2番のピア・エデュケーション(Peer Education)とは、生徒自身が知識と技術を身に付け、同年齢の友人やクラスメートにそれを伝えることで、大人が上から教えるよりも、より大きな効果が生まれるという考え方で、ToTの基本となっています。また、3番目のコミュニケーション・スキルでラティーベさんは、生徒たちが勉強中のアラビア語文法の話を交えることで興味を持ってもらえるよう工夫していました。4番目の「保健委員会の役割と意義」のところでは、保健委員会の大きな役割として、委員会のメンバーは全生徒数の1割近くを占めるので(メンバーは33人で、全生徒数は380人)、学校の中で手洗いや掃除を徹底し、健康に良いお弁当を持って、他の生徒たちがそれを真似するようになれば、大きな効果が生まれると話していました。「だからこそ、あなたたちの責任は大きいのです」というラティーベさんの演説に、なるほど~と納得してしまいました。最後のまとめでは、生徒たちに小さな紙を渡し、今日学んだことを書いてもらい、それを発表してもらいました。
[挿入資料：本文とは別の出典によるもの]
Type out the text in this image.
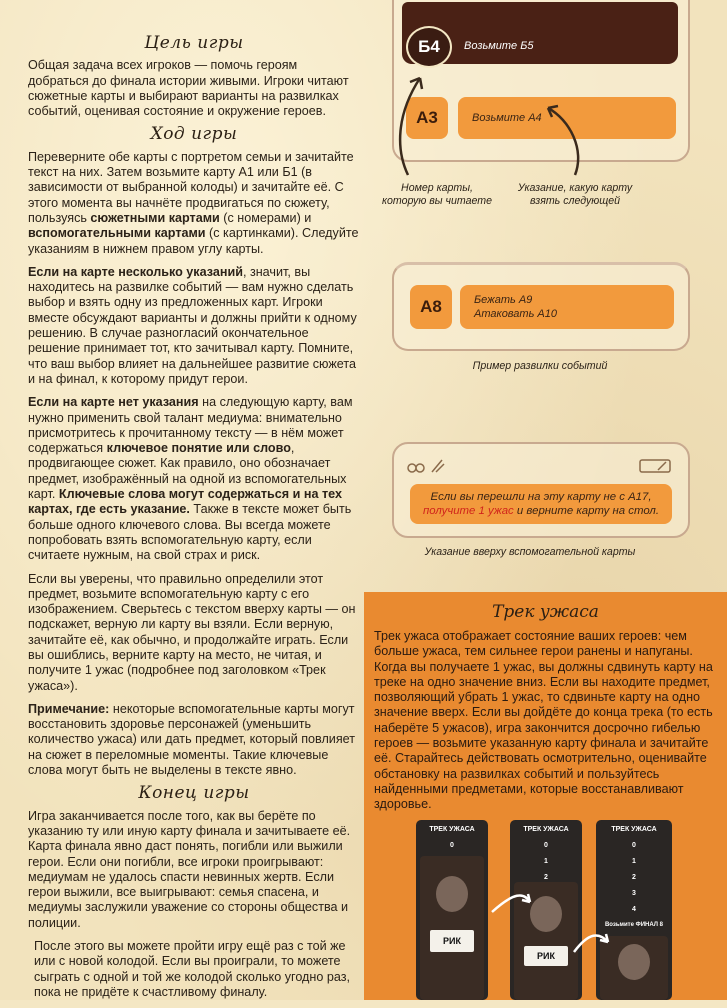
Цель игры

Общая задача всех игроков — помочь героям добраться до финала истории живыми. Игроки читают сюжетные карты и выбирают варианты на развилках событий, оценивая состояние и окружение героев.

Ход игры

Переверните обе карты с портретом семьи и зачитайте текст на них. Затем возьмите карту А1 или Б1 (в зависимости от выбранной колоды) и зачитайте её. С этого момента вы начнёте продвигаться по сюжету, пользуясь сюжетными картами (с номерами) и вспомогательными картами (с картинками). Следуйте указаниям в нижнем правом углу карты.

Если на карте несколько указаний, значит, вы находитесь на развилке событий — вам нужно сделать выбор и взять одну из предложенных карт. Игроки вместе обсуждают варианты и должны прийти к одному решению. В случае разногласий окончательное решение принимает тот, кто зачитывал карту. Помните, что ваш выбор влияет на дальнейшее развитие сюжета и на финал, к которому придут герои.

Если на карте нет указания на следующую карту, вам нужно применить свой талант медиума: внимательно присмотритесь к прочитанному тексту — в нём может содержаться ключевое понятие или слово, продвигающее сюжет. Как правило, оно обозначает предмет, изображённый на одной из вспомогательных карт. Ключевые слова могут содержаться и на тех картах, где есть указание. Также в тексте может быть больше одного ключевого слова. Вы всегда можете попробовать взять вспомогательную карту, если считаете нужным, на свой страх и риск.

Если вы уверены, что правильно определили этот предмет, возьмите вспомогательную карту с его изображением. Сверьтесь с текстом вверху карты — он подскажет, верную ли карту вы взяли. Если верную, зачитайте её, как обычно, и продолжайте играть. Если вы ошиблись, верните карту на место, не читая, и получите 1 ужас (подробнее под заголовком «Трек ужаса»).

Примечание: некоторые вспомогательные карты могут восстановить здоровье персонажей (уменьшить количество ужаса) или дать предмет, который повлияет на сюжет в переломные моменты. Такие ключевые слова могут быть не выделены в тексте явно.

Конец игры

Игра заканчивается после того, как вы берёте по указанию ту или иную карту финала и зачитываете её. Карта финала явно даст понять, погибли или выжили герои. Если они погибли, все игроки проигрывают: медиумам не удалось спасти невинных жертв. Если герои выжили, все выигрывают: семья спасена, и медиумы заслужили уважение со стороны общества и полиции.

После этого вы можете пройти игру ещё раз с той же или с новой колодой. Если вы проиграли, то можете сыграть с одной и той же колодой сколько угодно раз, пока не придёте к счастливому финалу.

Б4	Возьмите Б5
А3	Возьмите А4
Номер карты, которую вы читаете
Указание, какую карту взять следующей
А8	Бежать А9
Атаковать А10
Пример развилки событий
Если вы перешли на эту карту не с А17,
получите 1 ужас и верните карту на стол.
Указание вверху вспомогательной карты
Трек ужаса
Трек ужаса отображает состояние ваших героев: чем больше ужаса, тем сильнее герои ранены и напуганы. Когда вы получаете 1 ужас, вы должны сдвинуть карту на треке на одно значение вниз. Если вы находите предмет, позволяющий убрать 1 ужас, то сдвиньте карту на одно значение вверх. Если вы дойдёте до конца трека (то есть наберёте 5 ужасов), игра закончится досрочно гибелью героев — возьмите указанную карту финала и зачитайте её. Старайтесь действовать осмотрительно, оценивайте обстановку на развилках событий и пользуйтесь найденными предметами, которые восстанавливают здоровье.
ТРЕК УЖАСА
0
РИК
ТРЕК УЖАСА
0
1
2
РИК
ТРЕК УЖАСА
0
1
2
3
4
Возьмите ФИНАЛ 8
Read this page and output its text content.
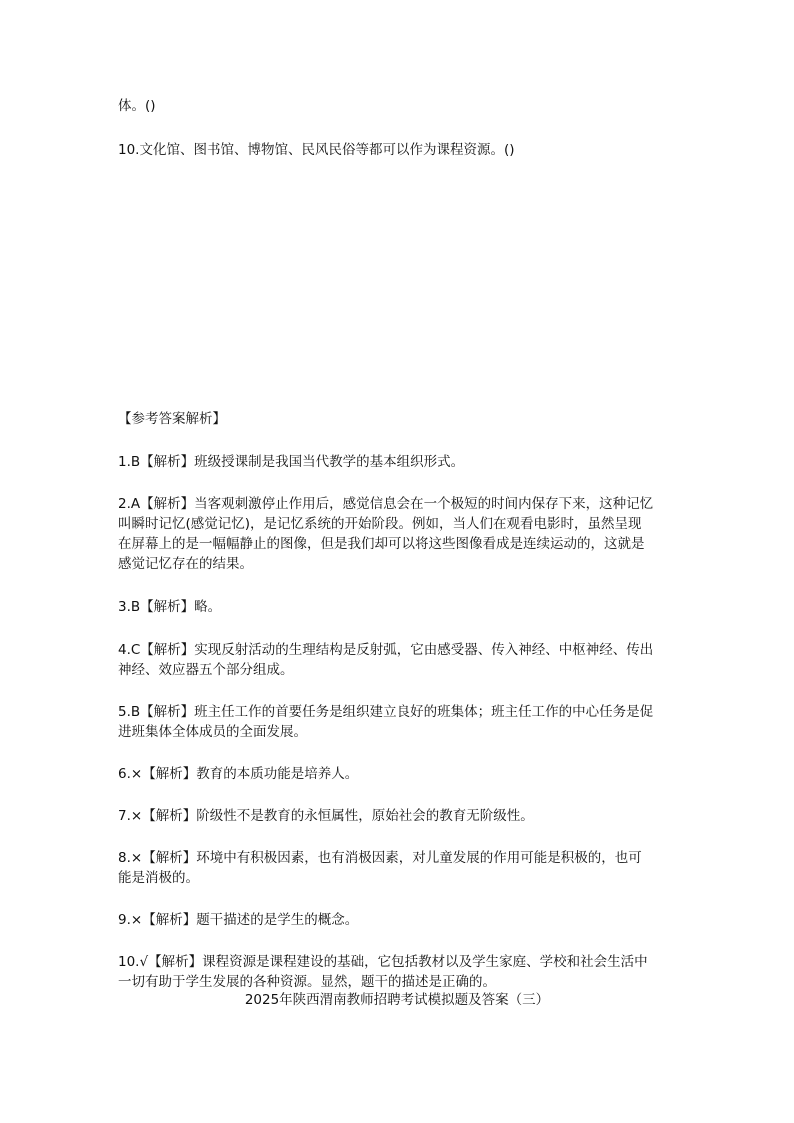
体。()

10.文化馆、图书馆、博物馆、民风民俗等都可以作为课程资源。()

【参考答案解析】

1.B【解析】班级授课制是我国当代教学的基本组织形式。

2.A【解析】当客观刺激停止作用后，感觉信息会在一个极短的时间内保存下来，这种记忆

叫瞬时记忆(感觉记忆)，是记忆系统的开始阶段。例如，当人们在观看电影时，虽然呈现

在屏幕上的是一幅幅静止的图像，但是我们却可以将这些图像看成是连续运动的，这就是

感觉记忆存在的结果。

3.B【解析】略。

4.C【解析】实现反射活动的生理结构是反射弧，它由感受器、传入神经、中枢神经、传出

神经、效应器五个部分组成。

5.B【解析】班主任工作的首要任务是组织建立良好的班集体；班主任工作的中心任务是促

进班集体全体成员的全面发展。

6.×【解析】教育的本质功能是培养人。

7.×【解析】阶级性不是教育的永恒属性，原始社会的教育无阶级性。

8.×【解析】环境中有积极因素，也有消极因素，对儿童发展的作用可能是积极的，也可

能是消极的。

9.×【解析】题干描述的是学生的概念。

10.√【解析】课程资源是课程建设的基础，它包括教材以及学生家庭、学校和社会生活中

一切有助于学生发展的各种资源。显然，题干的描述是正确的。

2025年陕西渭南教师招聘考试模拟题及答案（三）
保健委員会の中心となる中学3年生と高校1年生の生徒は、積極的に講習の質疑応答に参加していました。保健委員会の中心となる中学3年生と高校1年生の生徒は、積極的に講習の質疑応答に参加していました。

この学校のToT講習には、本事業のターゲットである中学2年生から高校2年生までの生徒の他に、小学6年生と中学1年生も参加しました(高校3年生は受験勉強で忙しいので不参加です)。彼らは、講習を受けても保健委員会の中心メンバーにはなりませんが、「上級生から学ぶことは多いので、是非参加させてほしい」という学校側の要望で、彼女たちもオブザーバー参加となりました。また、中学1年生は、来年上級生が抜けた後に保健委員会の中心メンバーになっていくということで、今回の講習に参加しました。講習の内容は彼女たちには難しいようで、質問の大半に答えていたのは上級生でしたが、それでも一生懸命理解して、手をあげようとがんばっている姿が微笑ましかったです(少なくとも、拙いアラビア語力しかない私よりは、ずっと理解していたようです)。

講習には、学校側の要望で小学6年生も参加しました。講習には、学校側の要望で小学6年生も参加しました。

ToTの講習自体がすでにピア・エデュケーションの実践となっており、この保健委員会の今後が楽しみです。今後も彼女たちへの応援どうぞよろしくお願いします。